Türkiye’nin 79 milyon farklı etnik unsurlarla tek millet olduğunu, bu tek milletin tek bayrağı var olduğunu sözlerine ekleyen Cumhurbaşkanı Erdoğan, “Bayrağımızın rengi şehidimizin kanı, bağımsızlığımızın ifadesi hilal ve yıldız, işte bu yıldızın ifadesi şehitlerimizin her biridir. Ve bayrakları bayrak yapan üstündeki kandır, toprak eğer uğrunda ölen varsa vatandır. Şunu bilmemiz lazım, tapuda iki tane önemli başlık görürsünüz: Bir arazi, tarla, diğeri arsa. Arsa, imar planı geçmişse arsa olur, aksi takdirde tarladır, arazidir. Aynı şekilde toprak normalde topraktır, ama bu toprak şehit kanlarıyla yoğrulduğu zaman vatan olur, farkı budur. Biz bu toprakları böyle vatan yaptık. Dördüncü başlığımız devlet, tek devlet. Devlet içinde devlet olmaz, öyle paralel devlet, bilmem ne devlet, böyle bir devlet bu ülkede yok, tek devlet, o da Türkiye Cumhuriyeti Devleti’dir” diye konuştu.

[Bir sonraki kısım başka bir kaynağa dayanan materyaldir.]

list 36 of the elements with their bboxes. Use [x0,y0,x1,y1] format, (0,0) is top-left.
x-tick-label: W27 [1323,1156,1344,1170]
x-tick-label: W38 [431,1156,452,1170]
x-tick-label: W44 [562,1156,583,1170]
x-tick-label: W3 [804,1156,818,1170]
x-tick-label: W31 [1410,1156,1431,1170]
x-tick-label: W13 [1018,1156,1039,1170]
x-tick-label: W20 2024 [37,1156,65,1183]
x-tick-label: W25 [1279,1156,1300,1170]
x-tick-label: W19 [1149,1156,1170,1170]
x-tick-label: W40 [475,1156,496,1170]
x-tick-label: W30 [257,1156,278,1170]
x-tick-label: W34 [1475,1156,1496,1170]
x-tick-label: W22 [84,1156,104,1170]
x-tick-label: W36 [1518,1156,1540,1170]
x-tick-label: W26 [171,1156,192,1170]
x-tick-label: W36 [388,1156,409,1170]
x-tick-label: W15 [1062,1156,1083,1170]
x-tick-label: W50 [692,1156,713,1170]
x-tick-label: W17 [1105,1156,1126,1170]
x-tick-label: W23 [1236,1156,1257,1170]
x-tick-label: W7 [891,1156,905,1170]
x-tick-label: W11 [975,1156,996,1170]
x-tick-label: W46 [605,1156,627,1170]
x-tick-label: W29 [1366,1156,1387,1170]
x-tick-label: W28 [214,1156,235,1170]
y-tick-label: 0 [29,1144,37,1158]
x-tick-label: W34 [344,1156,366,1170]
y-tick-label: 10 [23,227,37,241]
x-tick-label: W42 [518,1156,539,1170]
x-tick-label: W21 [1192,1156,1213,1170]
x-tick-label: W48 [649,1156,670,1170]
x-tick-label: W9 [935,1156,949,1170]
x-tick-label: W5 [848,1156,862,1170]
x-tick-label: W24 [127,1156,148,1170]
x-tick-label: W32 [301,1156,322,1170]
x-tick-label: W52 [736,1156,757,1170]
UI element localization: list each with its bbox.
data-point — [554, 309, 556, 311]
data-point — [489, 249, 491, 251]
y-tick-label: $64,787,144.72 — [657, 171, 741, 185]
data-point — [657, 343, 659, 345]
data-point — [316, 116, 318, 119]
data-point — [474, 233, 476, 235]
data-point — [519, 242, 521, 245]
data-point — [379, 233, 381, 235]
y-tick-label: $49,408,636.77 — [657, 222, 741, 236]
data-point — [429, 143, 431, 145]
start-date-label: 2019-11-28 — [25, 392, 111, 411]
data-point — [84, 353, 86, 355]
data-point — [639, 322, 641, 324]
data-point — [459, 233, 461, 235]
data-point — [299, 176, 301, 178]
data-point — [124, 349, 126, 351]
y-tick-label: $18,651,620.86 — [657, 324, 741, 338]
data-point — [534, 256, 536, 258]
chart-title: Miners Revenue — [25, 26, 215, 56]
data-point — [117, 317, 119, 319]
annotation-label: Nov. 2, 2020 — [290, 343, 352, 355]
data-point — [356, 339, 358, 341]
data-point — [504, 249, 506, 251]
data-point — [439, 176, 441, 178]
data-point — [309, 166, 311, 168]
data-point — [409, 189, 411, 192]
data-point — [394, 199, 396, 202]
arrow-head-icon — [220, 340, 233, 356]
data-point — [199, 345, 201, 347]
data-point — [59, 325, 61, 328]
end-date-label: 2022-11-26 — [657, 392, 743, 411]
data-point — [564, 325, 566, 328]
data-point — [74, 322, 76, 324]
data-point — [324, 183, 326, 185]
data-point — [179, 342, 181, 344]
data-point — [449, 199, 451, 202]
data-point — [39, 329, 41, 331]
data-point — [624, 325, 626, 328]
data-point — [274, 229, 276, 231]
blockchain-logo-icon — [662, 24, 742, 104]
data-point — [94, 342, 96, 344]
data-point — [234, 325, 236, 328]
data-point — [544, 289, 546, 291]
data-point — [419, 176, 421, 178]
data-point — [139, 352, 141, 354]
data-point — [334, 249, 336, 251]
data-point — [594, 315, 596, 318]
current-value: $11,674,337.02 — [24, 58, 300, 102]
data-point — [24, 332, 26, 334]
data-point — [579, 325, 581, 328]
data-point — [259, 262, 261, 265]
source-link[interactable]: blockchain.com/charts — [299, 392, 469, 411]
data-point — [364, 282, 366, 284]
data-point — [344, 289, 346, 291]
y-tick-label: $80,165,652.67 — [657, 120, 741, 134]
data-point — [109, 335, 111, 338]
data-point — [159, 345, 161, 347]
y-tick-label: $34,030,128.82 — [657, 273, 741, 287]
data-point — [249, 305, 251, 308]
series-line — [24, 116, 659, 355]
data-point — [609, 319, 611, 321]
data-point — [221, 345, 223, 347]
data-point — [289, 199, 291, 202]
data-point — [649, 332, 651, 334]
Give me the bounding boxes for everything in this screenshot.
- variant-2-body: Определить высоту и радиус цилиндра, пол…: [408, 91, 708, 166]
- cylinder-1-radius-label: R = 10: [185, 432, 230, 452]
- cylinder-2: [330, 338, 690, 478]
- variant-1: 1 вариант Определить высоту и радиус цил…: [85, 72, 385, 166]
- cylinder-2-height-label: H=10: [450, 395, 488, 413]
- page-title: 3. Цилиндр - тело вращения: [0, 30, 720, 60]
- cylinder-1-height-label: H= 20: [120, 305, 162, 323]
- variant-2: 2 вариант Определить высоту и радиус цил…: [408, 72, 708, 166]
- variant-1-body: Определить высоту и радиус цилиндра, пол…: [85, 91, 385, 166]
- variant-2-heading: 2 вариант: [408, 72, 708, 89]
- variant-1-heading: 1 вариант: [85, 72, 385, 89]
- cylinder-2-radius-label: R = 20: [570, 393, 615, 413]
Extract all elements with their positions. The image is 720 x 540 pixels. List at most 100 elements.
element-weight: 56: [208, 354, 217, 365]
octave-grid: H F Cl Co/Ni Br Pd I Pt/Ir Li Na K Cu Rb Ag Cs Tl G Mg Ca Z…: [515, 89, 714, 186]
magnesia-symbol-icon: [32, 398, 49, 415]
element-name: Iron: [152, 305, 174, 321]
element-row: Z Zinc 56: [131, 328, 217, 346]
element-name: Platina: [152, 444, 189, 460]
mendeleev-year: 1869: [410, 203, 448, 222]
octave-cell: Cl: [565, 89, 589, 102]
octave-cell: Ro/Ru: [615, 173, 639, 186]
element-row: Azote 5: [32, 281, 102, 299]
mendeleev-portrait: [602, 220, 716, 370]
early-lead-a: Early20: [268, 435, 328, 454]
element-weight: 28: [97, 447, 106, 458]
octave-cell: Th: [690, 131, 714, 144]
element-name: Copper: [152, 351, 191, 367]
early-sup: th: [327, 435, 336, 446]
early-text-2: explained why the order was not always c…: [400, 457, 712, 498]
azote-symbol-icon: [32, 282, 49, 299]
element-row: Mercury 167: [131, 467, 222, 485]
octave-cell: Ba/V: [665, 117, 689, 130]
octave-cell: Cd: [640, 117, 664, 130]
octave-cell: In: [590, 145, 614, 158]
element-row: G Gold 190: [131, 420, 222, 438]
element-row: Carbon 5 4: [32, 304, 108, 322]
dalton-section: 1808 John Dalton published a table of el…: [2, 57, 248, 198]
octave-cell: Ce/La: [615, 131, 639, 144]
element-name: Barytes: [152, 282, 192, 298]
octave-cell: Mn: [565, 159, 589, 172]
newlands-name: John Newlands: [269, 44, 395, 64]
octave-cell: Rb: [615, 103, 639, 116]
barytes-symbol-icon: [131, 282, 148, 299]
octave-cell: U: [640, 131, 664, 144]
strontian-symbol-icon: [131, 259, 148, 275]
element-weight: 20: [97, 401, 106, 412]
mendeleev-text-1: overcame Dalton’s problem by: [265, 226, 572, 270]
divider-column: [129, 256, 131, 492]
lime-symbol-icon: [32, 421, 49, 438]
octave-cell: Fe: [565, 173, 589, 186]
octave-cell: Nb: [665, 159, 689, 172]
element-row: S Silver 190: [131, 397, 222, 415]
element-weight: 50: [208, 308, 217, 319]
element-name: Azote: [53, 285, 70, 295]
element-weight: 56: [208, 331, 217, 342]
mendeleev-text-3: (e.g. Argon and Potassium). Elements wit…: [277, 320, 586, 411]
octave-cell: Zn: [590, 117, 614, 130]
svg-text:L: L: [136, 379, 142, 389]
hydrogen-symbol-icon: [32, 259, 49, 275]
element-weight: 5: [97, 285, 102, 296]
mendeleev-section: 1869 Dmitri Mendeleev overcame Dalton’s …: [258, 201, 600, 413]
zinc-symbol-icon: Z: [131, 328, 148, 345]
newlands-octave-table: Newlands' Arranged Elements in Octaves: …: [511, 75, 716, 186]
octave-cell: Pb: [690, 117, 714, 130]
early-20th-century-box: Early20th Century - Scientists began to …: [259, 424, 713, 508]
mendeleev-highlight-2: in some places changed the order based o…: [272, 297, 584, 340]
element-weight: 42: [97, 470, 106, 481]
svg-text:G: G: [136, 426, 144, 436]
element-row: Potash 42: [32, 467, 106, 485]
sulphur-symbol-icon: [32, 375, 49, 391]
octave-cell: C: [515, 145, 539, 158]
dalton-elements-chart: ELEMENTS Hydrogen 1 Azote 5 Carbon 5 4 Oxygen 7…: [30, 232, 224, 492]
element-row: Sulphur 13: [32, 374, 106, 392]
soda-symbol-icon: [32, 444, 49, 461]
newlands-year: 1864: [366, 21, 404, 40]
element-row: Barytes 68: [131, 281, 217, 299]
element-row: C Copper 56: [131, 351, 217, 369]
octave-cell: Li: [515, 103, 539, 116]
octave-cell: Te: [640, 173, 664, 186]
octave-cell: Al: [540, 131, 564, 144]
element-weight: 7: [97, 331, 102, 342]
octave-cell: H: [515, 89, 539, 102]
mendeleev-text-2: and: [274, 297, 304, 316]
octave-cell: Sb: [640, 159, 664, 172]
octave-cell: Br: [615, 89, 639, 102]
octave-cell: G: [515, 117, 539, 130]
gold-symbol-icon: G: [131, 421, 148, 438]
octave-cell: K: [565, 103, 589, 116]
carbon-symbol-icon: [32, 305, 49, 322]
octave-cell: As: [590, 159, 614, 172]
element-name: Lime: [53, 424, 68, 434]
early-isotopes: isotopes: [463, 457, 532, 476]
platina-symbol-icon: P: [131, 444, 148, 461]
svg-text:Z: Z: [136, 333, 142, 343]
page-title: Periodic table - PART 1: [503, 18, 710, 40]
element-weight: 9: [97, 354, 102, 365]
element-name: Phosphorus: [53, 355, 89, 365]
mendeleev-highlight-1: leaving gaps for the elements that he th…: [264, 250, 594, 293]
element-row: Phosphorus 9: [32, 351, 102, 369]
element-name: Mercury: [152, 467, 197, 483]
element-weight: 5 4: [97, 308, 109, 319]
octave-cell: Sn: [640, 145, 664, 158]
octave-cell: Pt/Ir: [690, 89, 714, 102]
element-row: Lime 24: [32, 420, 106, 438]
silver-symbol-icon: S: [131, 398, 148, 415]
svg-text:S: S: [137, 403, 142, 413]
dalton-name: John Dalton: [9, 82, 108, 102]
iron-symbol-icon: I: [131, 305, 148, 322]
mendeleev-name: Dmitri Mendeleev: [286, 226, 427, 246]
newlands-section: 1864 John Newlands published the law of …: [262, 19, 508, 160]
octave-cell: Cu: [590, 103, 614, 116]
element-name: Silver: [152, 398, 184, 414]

“Biz işte bunları kabul edenlerle bu yolda yolumuza devam ediyoruz” diyen Cumhurbaşkanı Erdoğan, konuşmasını şöyle sonlandırdı: “İnşallah Rabbim dünyanın dört bir yanında emeğiyle, alın teriyle, birikimiyle, becerisiyle başarısını kabul ettirmiş sizlerin yardımcısı olsun. Rabbim tüm terör örgütlerinin ortak hedefi haline gelmiş olan ülkemize bu sorunların üstesinden gelecek güç, kuvvet ve irade versin. Şehitlerimize Allah’tan rahmet diliyorum, gazilerimize şifalar diliyorum. Hani Ziya Paşa’nın güzel bir sözü var: ‘İnsana sadakat yaraşır görse ikrah, yardımcısıdır doğruların Hazreti Allah.’ Evet, biz neyle karşılaşırsak karşılaşalım Allah’ın yardımının bizimle olduğunu bilerek değerlerimize, ülkemize, milletimize sadakatten ayrılmayacağız.”